Hurricane Hanna makes land fall in Southern Texas
Already battered by the coronavirus pandemic, Eouth East Texas faced a new but no less frightening foe on Saturday, as Hurricane Hanna slammed the coast with heavy rains and powerful winds.
Hanna strengthened from a tropical storm to a Category 1 hurricane on Saturday, becoming the first hurricane to hit the southern coastal region of Texas since Hurricane Harvey struck the area in August 2017 and caused the worst rainstorm in United States history.
Hanna’s eye made landfall on Padre Island, about 60 miles north of the U.S.-Mexico border, at about 5 p.m. on Saturday, with winds of 90 m.p.h. As the National Weather Service warned that the strong winds could peel roofs from homes, mangle trees and cause power failures, mayors and local officials turned from one crisis mode to another.

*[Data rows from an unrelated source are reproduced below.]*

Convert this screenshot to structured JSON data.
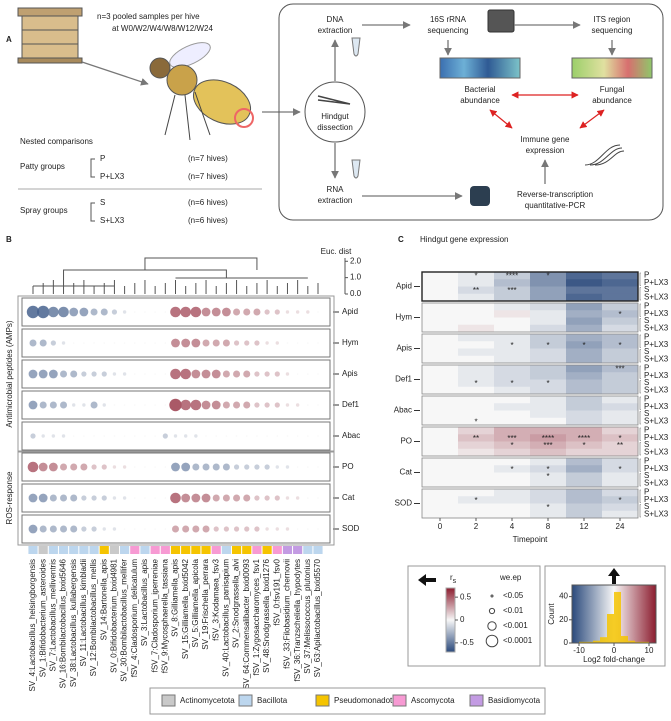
{
  "panel_a": {
    "label": "A",
    "sampling": [
      "n=3 pooled samples per hive",
      "at W0/W2/W4/W8/W12/W24"
    ],
    "comparisons_title": "Nested comparisons",
    "groups": [
      {
        "name": "Patty groups",
        "items": [
          {
            "name": "P",
            "n": "(n=7 hives)"
          },
          {
            "name": "P+LX3",
            "n": "(n=7 hives)"
          }
        ]
      },
      {
        "name": "Spray groups",
        "items": [
          {
            "name": "S",
            "n": "(n=6 hives)"
          },
          {
            "name": "S+LX3",
            "n": "(n=6 hives)"
          }
        ]
      }
    ],
    "workflow": {
      "dissection": [
        "Hindgut",
        "dissection"
      ],
      "dna": [
        "DNA",
        "extraction"
      ],
      "rna": [
        "RNA",
        "extraction"
      ],
      "seq16s": [
        "16S rRNA",
        "sequencing"
      ],
      "its": [
        "ITS region",
        "sequencing"
      ],
      "bacterial": [
        "Bacterial",
        "abundance"
      ],
      "fungal": [
        "Fungal",
        "abundance"
      ],
      "immune": [
        "Immune gene",
        "expression"
      ],
      "rtqpcr": [
        "Reverse-transcription",
        "quantitative-PCR"
      ]
    }
  },
  "panel_b": {
    "label": "B",
    "dendrogram_axis": {
      "label": "Euc. dist",
      "lim": [
        0,
        2.2
      ],
      "ticks": [
        {
          "value": 2,
          "label": "2.0"
        },
        {
          "value": 1,
          "label": "1.0"
        },
        {
          "value": 0,
          "label": "0.0"
        }
      ]
    },
    "group_labels": [
      "Antimicrobial peptides (AMPs)",
      "ROS-response"
    ],
    "genes": [
      "Apid",
      "Hym",
      "Apis",
      "Def1",
      "Abac",
      "PO",
      "Cat",
      "SOD"
    ],
    "taxa": [
      {
        "name": "SV_4:Lactobacillus_helsingborgensis",
        "phylum": "Bacillota"
      },
      {
        "name": "SV_1:Bifidobacterium_asteroides",
        "phylum": "Actinomycetota"
      },
      {
        "name": "SV_7:Lactobacillus_melliventris",
        "phylum": "Bacillota"
      },
      {
        "name": "SV_16:Bombilactobacillus_bxid5646",
        "phylum": "Bacillota"
      },
      {
        "name": "SV_38:Lactobacillus_kullabergensis",
        "phylum": "Bacillota"
      },
      {
        "name": "SV_11:Lactobacillus_kimbladii",
        "phylum": "Bacillota"
      },
      {
        "name": "SV_12:Bombilactobacillus_mellis",
        "phylum": "Bacillota"
      },
      {
        "name": "SV_14:Bartonella_apis",
        "phylum": "Pseudomonadota"
      },
      {
        "name": "SV_0:Bifidobacterium_bxid4981",
        "phylum": "Actinomycetota"
      },
      {
        "name": "SV_30:Bombilactobacillus_mellifer",
        "phylum": "Bacillota"
      },
      {
        "name": "fSV_4:Cladosporium_delicatulum",
        "phylum": "Ascomycota"
      },
      {
        "name": "SV_3:Lactobacillus_apis",
        "phylum": "Bacillota"
      },
      {
        "name": "fSV_7:Cladosporium_iperreniae",
        "phylum": "Ascomycota"
      },
      {
        "name": "fSV_9:Mycosphaerella_tassiana",
        "phylum": "Ascomycota"
      },
      {
        "name": "SV_8:Gilliamella_apis",
        "phylum": "Pseudomonadota"
      },
      {
        "name": "SV_15:Gilliamella_bxid5042",
        "phylum": "Pseudomonadota"
      },
      {
        "name": "SV_5:Gilliamella_apicola",
        "phylum": "Pseudomonadota"
      },
      {
        "name": "SV_19:Frischella_perrara",
        "phylum": "Pseudomonadota"
      },
      {
        "name": "fSV_3:Kodamaea_fsv3",
        "phylum": "Ascomycota"
      },
      {
        "name": "SV_40:Lactobacillus_panisapium",
        "phylum": "Bacillota"
      },
      {
        "name": "SV_2:Snodgrassella_alvi",
        "phylum": "Pseudomonadota"
      },
      {
        "name": "SV_64:Commensalibacter_bxid0093",
        "phylum": "Pseudomonadota"
      },
      {
        "name": "fSV_1:Zygosaccharomyces_fsv1",
        "phylum": "Ascomycota"
      },
      {
        "name": "SV_48:Snodgrassella_bxid1276",
        "phylum": "Pseudomonadota"
      },
      {
        "name": "fSV_0:fsv191_fsv0",
        "phylum": "Ascomycota"
      },
      {
        "name": "fSV_33:Filobasidium_chernovii",
        "phylum": "Basidiomycota"
      },
      {
        "name": "fSV_36:Tranzscheliella_hypodytes",
        "phylum": "Basidiomycota"
      },
      {
        "name": "SV_37:Melissococcus_plutonius",
        "phylum": "Bacillota"
      },
      {
        "name": "SV_63:Apilactobacillus_bxid5570",
        "phylum": "Bacillota"
      }
    ],
    "rs_lim": [
      -0.7,
      0.7
    ],
    "rs": [
      [
        -0.6,
        -0.6,
        -0.5,
        -0.5,
        -0.4,
        -0.4,
        -0.3,
        -0.3,
        -0.2,
        -0.1,
        0,
        0,
        0,
        0,
        0.5,
        0.5,
        0.5,
        0.4,
        0.4,
        0.4,
        0.3,
        0.3,
        0.3,
        0.2,
        0.2,
        0.1,
        0.1,
        0.1,
        0
      ],
      [
        -0.3,
        -0.3,
        -0.2,
        -0.1,
        0,
        0,
        0,
        0,
        0,
        0,
        0,
        0,
        0,
        0,
        0.4,
        0.4,
        0.4,
        0.3,
        0.3,
        0.3,
        0.2,
        0.2,
        0.2,
        0.1,
        0.1,
        0,
        0,
        0,
        0
      ],
      [
        -0.4,
        -0.4,
        -0.4,
        -0.3,
        -0.3,
        -0.2,
        -0.2,
        -0.2,
        -0.1,
        -0.1,
        0,
        0,
        0,
        0,
        0.5,
        0.5,
        0.4,
        0.4,
        0.4,
        0.3,
        0.3,
        0.3,
        0.2,
        0.2,
        0.2,
        0.1,
        0,
        0,
        0
      ],
      [
        -0.4,
        -0.3,
        -0.3,
        -0.3,
        -0.1,
        -0.1,
        -0.3,
        -0.1,
        0,
        0,
        0,
        0,
        0,
        0,
        0.6,
        0.5,
        0.5,
        0.4,
        0.4,
        0.3,
        0.3,
        0.3,
        0.2,
        0.2,
        0.2,
        0.1,
        0.1,
        0,
        0
      ],
      [
        -0.2,
        -0.1,
        -0.1,
        -0.1,
        0,
        0,
        0,
        0,
        0,
        0,
        0,
        0,
        0,
        -0.2,
        -0.1,
        -0.1,
        -0.1,
        0,
        0,
        0,
        0,
        0,
        0,
        0,
        0,
        0,
        0,
        0,
        0
      ],
      [
        0.5,
        0.4,
        0.4,
        0.3,
        0.3,
        0.3,
        0.2,
        0.2,
        0.1,
        0.1,
        0,
        0,
        0,
        0,
        -0.4,
        -0.4,
        -0.3,
        -0.3,
        -0.3,
        -0.3,
        -0.2,
        -0.2,
        -0.2,
        -0.2,
        -0.1,
        -0.1,
        0,
        0,
        0
      ],
      [
        -0.4,
        -0.4,
        -0.3,
        -0.3,
        -0.3,
        -0.2,
        -0.2,
        -0.2,
        -0.1,
        -0.1,
        0,
        0,
        0,
        0,
        0.5,
        0.4,
        0.4,
        0.4,
        0.3,
        0.3,
        0.3,
        0.3,
        0.2,
        0.2,
        0.2,
        0.1,
        0.1,
        0,
        0
      ],
      [
        -0.4,
        -0.3,
        -0.3,
        -0.3,
        -0.3,
        -0.2,
        -0.2,
        -0.1,
        -0.1,
        0,
        0,
        0,
        0,
        0,
        0.3,
        0.3,
        0.3,
        0.3,
        0.2,
        0.2,
        0.2,
        0.2,
        0.2,
        0.1,
        0.1,
        0.1,
        0,
        0,
        0
      ]
    ]
  },
  "phyla": [
    {
      "name": "Actinomycetota",
      "color": "#c9c9c9"
    },
    {
      "name": "Bacillota",
      "color": "#bcd6ee"
    },
    {
      "name": "Pseudomonadota",
      "color": "#f5c400"
    },
    {
      "name": "Ascomycota",
      "color": "#f79ad3"
    },
    {
      "name": "Basidiomycota",
      "color": "#c39be3"
    }
  ],
  "panel_c": {
    "label": "C",
    "title": "Hindgut gene expression",
    "x_label": "Timepoint",
    "timepoints": [
      0,
      2,
      4,
      8,
      12,
      24
    ],
    "groups": [
      "P",
      "P+LX3",
      "S",
      "S+LX3"
    ],
    "genes": [
      {
        "values": [
          [
            0,
            -1,
            -3,
            -7,
            -10,
            -9
          ],
          [
            0,
            -1,
            -4,
            -7,
            -11,
            -10
          ],
          [
            0,
            -2,
            -3,
            -6,
            -9,
            -9
          ],
          [
            0,
            -1,
            -3,
            -6,
            -10,
            -9
          ]
        ],
        "stars": [
          [
            null,
            "*",
            "****",
            "*",
            null,
            null
          ],
          [
            null,
            null,
            null,
            null,
            null,
            null
          ],
          [
            null,
            "**",
            "***",
            null,
            null,
            null
          ],
          [
            null,
            null,
            null,
            null,
            null,
            null
          ]
        ]
      },
      {
        "values": [
          [
            0,
            0,
            -1,
            -2,
            -6,
            -3
          ],
          [
            0,
            0,
            1,
            -1,
            -5,
            -4
          ],
          [
            0,
            0,
            0,
            -1,
            -6,
            -3
          ],
          [
            0,
            1,
            0,
            -2,
            -5,
            -2
          ]
        ],
        "stars": [
          [
            null,
            null,
            null,
            null,
            null,
            null
          ],
          [
            null,
            null,
            null,
            null,
            null,
            "*"
          ],
          [
            null,
            null,
            null,
            null,
            null,
            null
          ],
          [
            null,
            null,
            null,
            null,
            null,
            null
          ]
        ]
      },
      {
        "values": [
          [
            0,
            -1,
            -1,
            -3,
            -5,
            -4
          ],
          [
            0,
            0,
            -1,
            -3,
            -6,
            -4
          ],
          [
            0,
            -1,
            -1,
            -2,
            -5,
            -3
          ],
          [
            0,
            0,
            -1,
            -2,
            -5,
            -3
          ]
        ],
        "stars": [
          [
            null,
            null,
            null,
            null,
            null,
            null
          ],
          [
            null,
            null,
            "*",
            "*",
            "*",
            "*"
          ],
          [
            null,
            null,
            null,
            null,
            null,
            null
          ],
          [
            null,
            null,
            null,
            null,
            null,
            null
          ]
        ]
      },
      {
        "values": [
          [
            0,
            -1,
            -2,
            -3,
            -6,
            -4
          ],
          [
            0,
            -1,
            -2,
            -3,
            -5,
            -3
          ],
          [
            0,
            -1,
            -2,
            -2,
            -4,
            -3
          ],
          [
            0,
            0,
            -1,
            -2,
            -4,
            -3
          ]
        ],
        "stars": [
          [
            null,
            null,
            null,
            null,
            null,
            "***"
          ],
          [
            null,
            null,
            null,
            null,
            null,
            null
          ],
          [
            null,
            "*",
            "*",
            "*",
            null,
            null
          ],
          [
            null,
            null,
            null,
            null,
            null,
            null
          ]
        ]
      },
      {
        "values": [
          [
            0,
            0,
            0,
            -1,
            -3,
            -1
          ],
          [
            0,
            0,
            -1,
            -1,
            -3,
            -2
          ],
          [
            0,
            0,
            0,
            -1,
            -2,
            -1
          ],
          [
            0,
            0,
            0,
            0,
            -2,
            -1
          ]
        ],
        "stars": [
          [
            null,
            null,
            null,
            null,
            null,
            null
          ],
          [
            null,
            null,
            null,
            null,
            null,
            null
          ],
          [
            null,
            null,
            null,
            null,
            null,
            null
          ],
          [
            null,
            "*",
            null,
            null,
            null,
            null
          ]
        ]
      },
      {
        "values": [
          [
            0,
            2,
            4,
            4,
            4,
            2
          ],
          [
            0,
            3,
            4,
            5,
            4,
            3
          ],
          [
            0,
            2,
            3,
            4,
            3,
            2
          ],
          [
            0,
            1,
            2,
            3,
            2,
            2
          ]
        ],
        "stars": [
          [
            null,
            null,
            null,
            null,
            null,
            null
          ],
          [
            null,
            "**",
            "***",
            "****",
            "****",
            "*"
          ],
          [
            null,
            null,
            "*",
            "***",
            "*",
            "**"
          ],
          [
            null,
            null,
            null,
            null,
            null,
            null
          ]
        ]
      },
      {
        "values": [
          [
            0,
            0,
            0,
            -1,
            -4,
            -2
          ],
          [
            0,
            0,
            -1,
            -2,
            -5,
            -2
          ],
          [
            0,
            0,
            0,
            -1,
            -3,
            -1
          ],
          [
            0,
            0,
            0,
            -1,
            -3,
            -1
          ]
        ],
        "stars": [
          [
            null,
            null,
            null,
            null,
            null,
            null
          ],
          [
            null,
            null,
            "*",
            "*",
            null,
            "*"
          ],
          [
            null,
            null,
            null,
            "*",
            null,
            null
          ],
          [
            null,
            null,
            null,
            null,
            null,
            null
          ]
        ]
      },
      {
        "values": [
          [
            0,
            0,
            -1,
            -2,
            -4,
            -2
          ],
          [
            0,
            -1,
            -1,
            -2,
            -4,
            -3
          ],
          [
            0,
            0,
            0,
            -1,
            -3,
            -2
          ],
          [
            0,
            0,
            0,
            -1,
            -3,
            -1
          ]
        ],
        "stars": [
          [
            null,
            null,
            null,
            null,
            null,
            null
          ],
          [
            null,
            "*",
            null,
            null,
            null,
            "*"
          ],
          [
            null,
            null,
            null,
            "*",
            null,
            null
          ],
          [
            null,
            null,
            null,
            null,
            null,
            null
          ]
        ]
      }
    ]
  },
  "legend": {
    "rs": {
      "label": "r",
      "sub": "s",
      "ticks": [
        0.5,
        0,
        -0.5
      ]
    },
    "weep": {
      "label": "we.ep",
      "levels": [
        "<0.05",
        "<0.01",
        "<0.001",
        "<0.0001"
      ]
    },
    "hist": {
      "y_label": "Count",
      "x_label": "Log2 fold-change",
      "bins": [
        -12,
        -10,
        -8,
        -6,
        -4,
        -2,
        0,
        2,
        4,
        6,
        8,
        10,
        12
      ],
      "counts": [
        0,
        1,
        1,
        2,
        5,
        25,
        44,
        6,
        2,
        1,
        1,
        0
      ],
      "ylim": [
        0,
        50
      ],
      "yticks": [
        0,
        20,
        40
      ],
      "xlim": [
        -12,
        12
      ],
      "xticks": [
        -10,
        0,
        10
      ]
    }
  }
}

The cities and counties in the path of Hanna are some of the same communities that have seen a sudden spike in Covid-19 cases and hospitalizations as Texas has become one of the largest hot spots in the country.
In a state that is no stranger to bad weather, the typical hurricane-prep ritual was altered by social distancing and face coverings, with fever checks required to enter officials’ news briefings and sandbag distribution provided by workers who covered their faces in masks and bandannas.
When natural disasters strike, swift and effective disaster response by local, state and federal officials has always been difficult. The pandemic has made it even harder.